Volunteering in Liberia
Agnes Nyantie, Community Health Volunteer working in Liberia
Agnes Nyantie’s unassuming manner hides a spirit that will be key in overcoming Liberia’s Ebola crisis. The 42 year old mother of five goes on her daily door to door round of houses in the insanitary back alleys of West Point to offer people advice on the deadly virus.
Yards away from West Point’s narrow through road, with its bustling street-side markets and shops offering everything from dark brown smoked fish to dubious looking dentistry, Agnes talks calmly to families about how best to prevent catching Ebola and what to do if they suspect someone has it.
The spectre of Ebola tore through West Point some weeks ago, so much so that the government closed the place down and quarantined 80,000 people inside. The quarantine was supposed to be for 21 days and was met with an angry reaction. West Point is one of Monrovia poorest slums and with nothing coming in or going out people were running out of food and prices were rapidly rising. After 10 days of a stand-off and the shooting of three protestors, the government relented and lifted the quarantine.

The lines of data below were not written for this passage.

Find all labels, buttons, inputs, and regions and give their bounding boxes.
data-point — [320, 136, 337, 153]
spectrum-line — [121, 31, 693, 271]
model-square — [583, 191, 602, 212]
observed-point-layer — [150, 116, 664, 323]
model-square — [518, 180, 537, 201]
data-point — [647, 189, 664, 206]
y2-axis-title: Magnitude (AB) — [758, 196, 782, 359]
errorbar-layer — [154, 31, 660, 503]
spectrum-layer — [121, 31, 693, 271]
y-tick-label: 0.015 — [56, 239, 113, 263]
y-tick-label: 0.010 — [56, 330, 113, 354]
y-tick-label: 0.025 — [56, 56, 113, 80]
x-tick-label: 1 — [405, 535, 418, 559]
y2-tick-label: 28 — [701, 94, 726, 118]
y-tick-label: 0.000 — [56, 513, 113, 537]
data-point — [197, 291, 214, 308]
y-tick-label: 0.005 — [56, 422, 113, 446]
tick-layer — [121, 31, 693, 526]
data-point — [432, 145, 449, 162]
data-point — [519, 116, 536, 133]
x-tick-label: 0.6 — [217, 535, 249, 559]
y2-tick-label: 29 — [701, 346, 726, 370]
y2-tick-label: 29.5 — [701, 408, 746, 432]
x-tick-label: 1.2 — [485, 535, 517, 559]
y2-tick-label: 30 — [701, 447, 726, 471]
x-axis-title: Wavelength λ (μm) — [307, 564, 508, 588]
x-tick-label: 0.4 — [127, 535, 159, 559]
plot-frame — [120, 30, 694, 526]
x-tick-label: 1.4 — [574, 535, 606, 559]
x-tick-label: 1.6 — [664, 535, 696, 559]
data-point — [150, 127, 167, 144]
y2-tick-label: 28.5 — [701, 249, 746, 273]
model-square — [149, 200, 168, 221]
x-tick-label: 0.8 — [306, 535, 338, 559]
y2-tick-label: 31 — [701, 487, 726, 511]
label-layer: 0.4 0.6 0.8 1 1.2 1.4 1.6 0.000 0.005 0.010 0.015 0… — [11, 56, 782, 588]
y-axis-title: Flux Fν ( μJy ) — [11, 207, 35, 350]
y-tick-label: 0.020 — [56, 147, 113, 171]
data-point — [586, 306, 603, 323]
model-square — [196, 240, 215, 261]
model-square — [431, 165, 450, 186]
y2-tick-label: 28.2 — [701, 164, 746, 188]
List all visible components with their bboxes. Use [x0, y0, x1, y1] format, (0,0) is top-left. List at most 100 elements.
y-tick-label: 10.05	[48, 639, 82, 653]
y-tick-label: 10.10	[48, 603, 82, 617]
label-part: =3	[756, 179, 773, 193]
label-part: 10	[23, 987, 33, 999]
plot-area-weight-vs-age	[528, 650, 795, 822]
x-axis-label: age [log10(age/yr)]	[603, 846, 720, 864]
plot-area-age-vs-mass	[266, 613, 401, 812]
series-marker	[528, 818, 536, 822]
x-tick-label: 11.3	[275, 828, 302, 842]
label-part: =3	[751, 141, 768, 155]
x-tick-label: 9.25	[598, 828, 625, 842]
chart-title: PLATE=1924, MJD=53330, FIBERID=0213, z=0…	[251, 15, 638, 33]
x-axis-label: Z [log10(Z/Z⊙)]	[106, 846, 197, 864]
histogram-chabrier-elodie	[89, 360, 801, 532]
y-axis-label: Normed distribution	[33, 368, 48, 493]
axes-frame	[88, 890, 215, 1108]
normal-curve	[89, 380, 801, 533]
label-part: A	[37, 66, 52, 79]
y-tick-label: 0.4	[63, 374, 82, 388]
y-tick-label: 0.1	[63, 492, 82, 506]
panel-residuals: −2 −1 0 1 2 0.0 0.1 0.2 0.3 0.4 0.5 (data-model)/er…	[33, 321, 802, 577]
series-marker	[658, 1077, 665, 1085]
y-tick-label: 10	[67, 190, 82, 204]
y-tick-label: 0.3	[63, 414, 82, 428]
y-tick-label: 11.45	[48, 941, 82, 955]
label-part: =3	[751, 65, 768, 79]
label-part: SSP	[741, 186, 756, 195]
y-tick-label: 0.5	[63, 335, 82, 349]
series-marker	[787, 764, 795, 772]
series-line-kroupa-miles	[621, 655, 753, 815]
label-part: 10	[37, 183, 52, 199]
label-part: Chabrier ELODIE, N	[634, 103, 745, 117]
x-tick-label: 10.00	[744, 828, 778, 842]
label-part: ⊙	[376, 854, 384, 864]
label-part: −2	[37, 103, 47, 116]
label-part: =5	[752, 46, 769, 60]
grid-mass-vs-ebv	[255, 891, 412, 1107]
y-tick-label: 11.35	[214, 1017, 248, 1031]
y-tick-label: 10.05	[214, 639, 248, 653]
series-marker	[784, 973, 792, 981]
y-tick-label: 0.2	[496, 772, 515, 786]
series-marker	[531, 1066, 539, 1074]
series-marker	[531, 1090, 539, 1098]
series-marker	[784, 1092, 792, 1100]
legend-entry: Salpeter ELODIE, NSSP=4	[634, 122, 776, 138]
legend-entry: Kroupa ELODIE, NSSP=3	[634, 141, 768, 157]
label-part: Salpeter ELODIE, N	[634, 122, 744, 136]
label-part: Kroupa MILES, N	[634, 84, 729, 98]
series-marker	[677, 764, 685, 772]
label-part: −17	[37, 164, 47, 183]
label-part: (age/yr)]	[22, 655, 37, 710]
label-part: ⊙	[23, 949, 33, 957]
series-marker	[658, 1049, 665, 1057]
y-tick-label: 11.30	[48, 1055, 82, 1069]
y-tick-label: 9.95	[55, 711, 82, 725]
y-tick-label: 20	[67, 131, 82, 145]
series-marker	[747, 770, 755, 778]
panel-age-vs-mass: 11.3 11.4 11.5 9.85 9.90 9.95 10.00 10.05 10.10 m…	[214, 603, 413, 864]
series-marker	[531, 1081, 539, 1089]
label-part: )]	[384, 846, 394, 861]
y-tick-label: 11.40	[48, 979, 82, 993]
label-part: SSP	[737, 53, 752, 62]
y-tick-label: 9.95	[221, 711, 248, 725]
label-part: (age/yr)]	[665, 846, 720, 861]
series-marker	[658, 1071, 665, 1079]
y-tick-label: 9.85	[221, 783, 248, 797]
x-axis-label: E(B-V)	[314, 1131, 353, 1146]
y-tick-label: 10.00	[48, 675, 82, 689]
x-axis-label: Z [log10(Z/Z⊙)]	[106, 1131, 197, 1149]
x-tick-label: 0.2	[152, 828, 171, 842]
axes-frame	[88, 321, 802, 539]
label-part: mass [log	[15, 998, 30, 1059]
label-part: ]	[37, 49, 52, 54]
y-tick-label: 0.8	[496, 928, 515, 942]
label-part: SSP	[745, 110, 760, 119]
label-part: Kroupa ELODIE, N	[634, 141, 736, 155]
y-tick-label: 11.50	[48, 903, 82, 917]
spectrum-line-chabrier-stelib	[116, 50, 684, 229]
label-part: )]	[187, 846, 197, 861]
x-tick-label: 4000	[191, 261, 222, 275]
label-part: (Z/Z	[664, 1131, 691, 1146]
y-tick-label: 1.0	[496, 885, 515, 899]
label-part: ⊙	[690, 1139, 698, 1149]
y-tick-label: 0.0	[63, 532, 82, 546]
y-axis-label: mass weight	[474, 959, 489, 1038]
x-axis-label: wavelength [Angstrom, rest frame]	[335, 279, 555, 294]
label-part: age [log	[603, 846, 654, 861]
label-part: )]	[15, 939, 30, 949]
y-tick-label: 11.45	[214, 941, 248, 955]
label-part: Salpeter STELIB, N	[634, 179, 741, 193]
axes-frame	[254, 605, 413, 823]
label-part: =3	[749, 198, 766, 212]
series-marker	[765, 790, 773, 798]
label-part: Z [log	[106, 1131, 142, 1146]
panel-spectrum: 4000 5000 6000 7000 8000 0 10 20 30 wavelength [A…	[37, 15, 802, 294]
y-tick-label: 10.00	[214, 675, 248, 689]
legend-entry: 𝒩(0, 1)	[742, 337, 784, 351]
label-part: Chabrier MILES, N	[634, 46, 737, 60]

Agnes is one of a 100 strong team of Community Health Volunteers who are the first line of defence in the battle against Ebola. She has been a volunteer for three years now. She used to get involved in efforts to deal with violence against women but now six days a week she does Ebola prevention visiting 20 homes a day.
Explaining what this deadly disease is to families in West Point is far from easy. She lifts her hands to her eyes and says “They say they can’t see it. They don’t know how Ebola came. How the sickness can come.”
Her efforts seem to be working though. "Ebola is dropping down and it is not the way it was before," she says and adds that in the past "people felt bad. They can't see Ebola. They don't know how people get it. They want it to go away. Then we rest in peace."
On her Ebola visit forms, which she fills out meticulously, she collects comments from people she has spoken to. The three she had collected this morning read: Ebola is going down. We feel fine now not like before. Want more doctors and medicines.
Regular hand washing is important and outside just about every shop at the market are buckets with a tap for people to wash their hands before entering. In West Point’s overcrowded slum with its pools of stagnant water made worse by recent rains there are hand washing buckets as well. People are using them regularly and Agnes makes sure she reminds them on her daily rounds.
The rate of increase in Ebola cases appears to be slowing down in Liberia. In West Point Agnes says that the sound of ambulances that used to rush through it main street is not so frequent and it is about a month since there has been a case in her neighbourhood.
Time will tell whether the slowdown in the increase of new cases is part of an ongoing trend or just a statistical blip. Whatever the case, it is clear in West Point there is not enough help coming in.
Oxfam has provided 2,000 family hygiene kits in this area which is enough for 14,000 people and though West Point’s energetic Commissioner, Miatta Flowers, is clearly grateful she says her area needs much more. “The material is very little and the demand is high,” she says. She is worried that not having enough for the people of densely packed West Point is creating tension.
As we left, feeling that maybe we had seen signs that this was the beginning of the end for Ebola in West Point we were given a reminder that it is far from over. Heading towards Monrovia a posse of ambulances and pickups passed in front of us. “Dead bodies,” said my Liberian colleagues.